Now, on to the meat of this post … Once you have sent your Planner Schedulers off to training, recognize that is only half of the requirement to reap the benefits of Planning and Scheduling. In many cases, the Planner Scheduler returns to the site, all pumped up; ready to plan and schedule work. They begin the process only to have the Maintenance Supervisor who they report to pulling them off to chase some parts needed for today. Or they begin their day by attending the morning Production meeting where issues from the last 24 hours are discussed. While they wanted to plan and schedule work, the issues of the last day dictate dealing with those issues. Maintenance Planning and Scheduling work for the future is thrown out to deal with today (a tactical focus).

Remember the focus of the Planner Scheduler is strategic, focused on the future, meaning next week. To fill the glass to the top, you need to ensure education for the rest of the organization on the roles and responsibilities of the Planner Schedulers, and the Maintenance Supervisors or Team Leaders. Specifically focus on those individuals who interact with the Planning and Scheduling function to include Production/ Operations and other management. On a parallel path, couple this with coaching and mentoring for the Planner Schedulers where a knowledgeable consultant comes and “walks a mile in their moccasins” to identify obstacles that are preventing effective Planning and Scheduling.
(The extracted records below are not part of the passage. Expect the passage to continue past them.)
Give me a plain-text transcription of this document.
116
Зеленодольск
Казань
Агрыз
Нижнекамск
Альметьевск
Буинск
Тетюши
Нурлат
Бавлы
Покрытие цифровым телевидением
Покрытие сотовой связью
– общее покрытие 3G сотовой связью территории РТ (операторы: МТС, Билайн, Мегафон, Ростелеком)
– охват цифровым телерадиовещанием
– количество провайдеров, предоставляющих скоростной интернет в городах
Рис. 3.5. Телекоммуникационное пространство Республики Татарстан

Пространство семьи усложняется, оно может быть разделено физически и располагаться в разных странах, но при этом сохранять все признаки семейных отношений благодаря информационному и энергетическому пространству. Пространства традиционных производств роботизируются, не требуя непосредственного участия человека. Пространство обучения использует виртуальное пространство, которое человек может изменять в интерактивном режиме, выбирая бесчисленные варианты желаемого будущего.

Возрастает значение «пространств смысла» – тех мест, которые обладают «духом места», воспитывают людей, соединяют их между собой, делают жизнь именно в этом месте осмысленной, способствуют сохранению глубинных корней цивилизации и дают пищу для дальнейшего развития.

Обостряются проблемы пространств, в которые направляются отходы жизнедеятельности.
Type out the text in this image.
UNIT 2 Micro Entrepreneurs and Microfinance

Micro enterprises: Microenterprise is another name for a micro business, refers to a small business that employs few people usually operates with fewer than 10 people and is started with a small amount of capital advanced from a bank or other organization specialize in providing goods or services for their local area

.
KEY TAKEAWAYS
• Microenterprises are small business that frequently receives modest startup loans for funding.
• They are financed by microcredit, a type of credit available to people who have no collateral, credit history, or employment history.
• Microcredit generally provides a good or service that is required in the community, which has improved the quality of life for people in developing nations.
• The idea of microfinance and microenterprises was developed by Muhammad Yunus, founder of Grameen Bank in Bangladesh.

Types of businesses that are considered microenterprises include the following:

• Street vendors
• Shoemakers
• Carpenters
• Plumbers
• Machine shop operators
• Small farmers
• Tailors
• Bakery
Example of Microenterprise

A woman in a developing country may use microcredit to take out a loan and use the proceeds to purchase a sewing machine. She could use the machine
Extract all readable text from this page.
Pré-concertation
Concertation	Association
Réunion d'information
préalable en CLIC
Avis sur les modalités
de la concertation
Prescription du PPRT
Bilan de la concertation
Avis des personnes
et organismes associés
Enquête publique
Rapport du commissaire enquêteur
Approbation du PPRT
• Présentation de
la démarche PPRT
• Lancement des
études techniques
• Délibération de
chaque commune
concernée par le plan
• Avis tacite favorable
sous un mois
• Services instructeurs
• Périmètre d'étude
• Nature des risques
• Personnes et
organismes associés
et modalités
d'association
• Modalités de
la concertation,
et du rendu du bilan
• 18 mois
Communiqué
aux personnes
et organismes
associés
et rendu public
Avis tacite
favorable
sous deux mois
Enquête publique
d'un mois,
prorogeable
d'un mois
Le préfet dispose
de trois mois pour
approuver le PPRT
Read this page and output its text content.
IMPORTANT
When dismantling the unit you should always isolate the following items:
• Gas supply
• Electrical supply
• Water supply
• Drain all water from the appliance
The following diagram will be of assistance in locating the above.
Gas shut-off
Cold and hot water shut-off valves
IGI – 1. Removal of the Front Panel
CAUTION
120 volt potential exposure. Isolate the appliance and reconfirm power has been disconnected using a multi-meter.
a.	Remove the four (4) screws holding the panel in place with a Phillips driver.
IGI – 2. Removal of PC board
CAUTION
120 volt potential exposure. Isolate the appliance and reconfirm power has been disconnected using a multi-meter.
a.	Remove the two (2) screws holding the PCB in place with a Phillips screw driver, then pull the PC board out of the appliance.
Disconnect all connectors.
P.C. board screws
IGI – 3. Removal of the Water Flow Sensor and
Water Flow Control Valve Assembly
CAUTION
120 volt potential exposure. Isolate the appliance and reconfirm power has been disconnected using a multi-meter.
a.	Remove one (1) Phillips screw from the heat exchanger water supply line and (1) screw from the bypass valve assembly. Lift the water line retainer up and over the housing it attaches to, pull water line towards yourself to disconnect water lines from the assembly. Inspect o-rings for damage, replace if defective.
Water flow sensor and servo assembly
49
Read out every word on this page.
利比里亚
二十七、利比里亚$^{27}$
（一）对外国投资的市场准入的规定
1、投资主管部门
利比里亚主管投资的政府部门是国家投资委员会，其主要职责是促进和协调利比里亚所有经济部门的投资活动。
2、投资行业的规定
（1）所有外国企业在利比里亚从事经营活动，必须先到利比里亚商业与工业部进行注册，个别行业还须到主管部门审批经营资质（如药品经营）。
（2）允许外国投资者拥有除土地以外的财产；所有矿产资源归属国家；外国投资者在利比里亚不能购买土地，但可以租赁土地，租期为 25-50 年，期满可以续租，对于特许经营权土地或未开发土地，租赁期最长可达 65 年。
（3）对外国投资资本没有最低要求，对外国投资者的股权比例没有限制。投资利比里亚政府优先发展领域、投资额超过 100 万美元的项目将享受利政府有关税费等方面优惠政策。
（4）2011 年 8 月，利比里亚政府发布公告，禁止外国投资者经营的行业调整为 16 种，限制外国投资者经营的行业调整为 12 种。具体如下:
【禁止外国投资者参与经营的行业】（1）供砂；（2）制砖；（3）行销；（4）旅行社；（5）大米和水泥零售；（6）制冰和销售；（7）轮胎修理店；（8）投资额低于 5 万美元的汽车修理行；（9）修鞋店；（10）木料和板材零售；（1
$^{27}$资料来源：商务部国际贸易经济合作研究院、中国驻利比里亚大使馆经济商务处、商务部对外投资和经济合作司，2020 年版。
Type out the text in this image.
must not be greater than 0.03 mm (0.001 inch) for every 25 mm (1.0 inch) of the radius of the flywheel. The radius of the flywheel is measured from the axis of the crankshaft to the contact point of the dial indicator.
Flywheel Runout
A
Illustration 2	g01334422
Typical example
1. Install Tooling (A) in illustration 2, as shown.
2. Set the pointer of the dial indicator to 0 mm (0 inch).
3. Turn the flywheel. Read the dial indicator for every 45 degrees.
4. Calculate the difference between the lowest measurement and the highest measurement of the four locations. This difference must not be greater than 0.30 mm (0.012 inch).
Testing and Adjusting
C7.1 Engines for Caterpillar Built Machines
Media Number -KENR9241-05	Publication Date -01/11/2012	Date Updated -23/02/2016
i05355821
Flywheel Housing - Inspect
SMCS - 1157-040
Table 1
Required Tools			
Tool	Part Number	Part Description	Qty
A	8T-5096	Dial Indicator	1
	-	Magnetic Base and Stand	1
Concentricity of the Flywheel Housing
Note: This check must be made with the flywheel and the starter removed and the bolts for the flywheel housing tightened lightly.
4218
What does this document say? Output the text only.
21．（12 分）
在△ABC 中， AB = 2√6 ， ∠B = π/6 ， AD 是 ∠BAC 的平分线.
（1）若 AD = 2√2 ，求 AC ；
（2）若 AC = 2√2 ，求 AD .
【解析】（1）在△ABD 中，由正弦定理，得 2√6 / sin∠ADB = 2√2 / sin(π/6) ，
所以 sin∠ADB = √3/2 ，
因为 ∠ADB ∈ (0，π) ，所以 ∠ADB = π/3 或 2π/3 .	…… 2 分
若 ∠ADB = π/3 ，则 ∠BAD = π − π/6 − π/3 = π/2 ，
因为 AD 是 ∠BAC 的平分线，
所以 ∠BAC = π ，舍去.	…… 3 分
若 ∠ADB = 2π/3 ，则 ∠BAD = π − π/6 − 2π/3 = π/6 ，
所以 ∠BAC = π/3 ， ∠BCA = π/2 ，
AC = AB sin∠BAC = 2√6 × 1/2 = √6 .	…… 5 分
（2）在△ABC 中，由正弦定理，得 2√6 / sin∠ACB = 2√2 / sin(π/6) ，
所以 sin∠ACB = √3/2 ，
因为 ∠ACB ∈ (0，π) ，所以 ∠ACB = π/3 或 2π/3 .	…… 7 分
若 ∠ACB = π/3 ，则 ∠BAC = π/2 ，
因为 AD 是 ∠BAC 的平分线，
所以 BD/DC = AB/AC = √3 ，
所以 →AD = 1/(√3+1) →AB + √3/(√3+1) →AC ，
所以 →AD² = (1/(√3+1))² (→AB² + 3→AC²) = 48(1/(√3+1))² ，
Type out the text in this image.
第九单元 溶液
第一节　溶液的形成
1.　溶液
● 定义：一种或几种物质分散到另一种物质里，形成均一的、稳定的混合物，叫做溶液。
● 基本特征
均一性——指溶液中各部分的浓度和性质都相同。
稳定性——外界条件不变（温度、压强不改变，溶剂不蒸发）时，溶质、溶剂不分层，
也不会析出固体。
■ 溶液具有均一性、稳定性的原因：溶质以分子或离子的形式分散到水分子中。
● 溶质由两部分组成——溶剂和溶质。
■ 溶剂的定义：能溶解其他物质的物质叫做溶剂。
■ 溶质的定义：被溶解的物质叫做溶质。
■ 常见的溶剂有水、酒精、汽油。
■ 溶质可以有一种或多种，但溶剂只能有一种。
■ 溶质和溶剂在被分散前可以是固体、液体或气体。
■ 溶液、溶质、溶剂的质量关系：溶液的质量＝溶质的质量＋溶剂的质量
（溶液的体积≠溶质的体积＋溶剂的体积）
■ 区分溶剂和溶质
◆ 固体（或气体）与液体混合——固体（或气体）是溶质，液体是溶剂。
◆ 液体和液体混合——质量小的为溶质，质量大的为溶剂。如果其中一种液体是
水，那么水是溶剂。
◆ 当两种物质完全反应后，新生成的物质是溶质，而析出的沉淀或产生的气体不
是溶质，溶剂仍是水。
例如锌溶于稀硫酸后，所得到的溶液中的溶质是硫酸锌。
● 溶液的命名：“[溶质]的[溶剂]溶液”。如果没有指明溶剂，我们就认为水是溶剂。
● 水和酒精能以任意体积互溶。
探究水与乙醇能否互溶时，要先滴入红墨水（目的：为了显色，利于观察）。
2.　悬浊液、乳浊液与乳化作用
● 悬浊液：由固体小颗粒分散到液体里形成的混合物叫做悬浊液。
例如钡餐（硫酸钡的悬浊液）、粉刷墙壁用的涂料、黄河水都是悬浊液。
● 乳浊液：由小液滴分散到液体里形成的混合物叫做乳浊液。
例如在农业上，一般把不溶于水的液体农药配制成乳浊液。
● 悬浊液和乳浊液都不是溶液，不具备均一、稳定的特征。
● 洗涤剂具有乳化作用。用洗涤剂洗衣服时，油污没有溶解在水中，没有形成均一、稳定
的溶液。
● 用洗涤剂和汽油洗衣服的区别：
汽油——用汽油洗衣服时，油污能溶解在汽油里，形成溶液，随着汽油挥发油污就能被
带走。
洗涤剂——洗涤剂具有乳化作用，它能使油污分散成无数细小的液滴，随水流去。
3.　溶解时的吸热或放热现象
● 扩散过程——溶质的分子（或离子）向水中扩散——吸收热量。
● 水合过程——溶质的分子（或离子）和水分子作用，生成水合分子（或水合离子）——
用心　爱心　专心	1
The consultant will help ensure the Planner Schedulers are performing in the role, such as doing job research, creating job plans with estimates, crafts required, and materials needed as a minimum, and scheduling the work. In addition, the consultant will identify the obstacles in the business processes around work management and interactions. As a manager, your job is to remove those obstacles and rework the processes to gain the benefits. Only then will you have filled the glass with respect to true Maintenance Planning and Scheduling.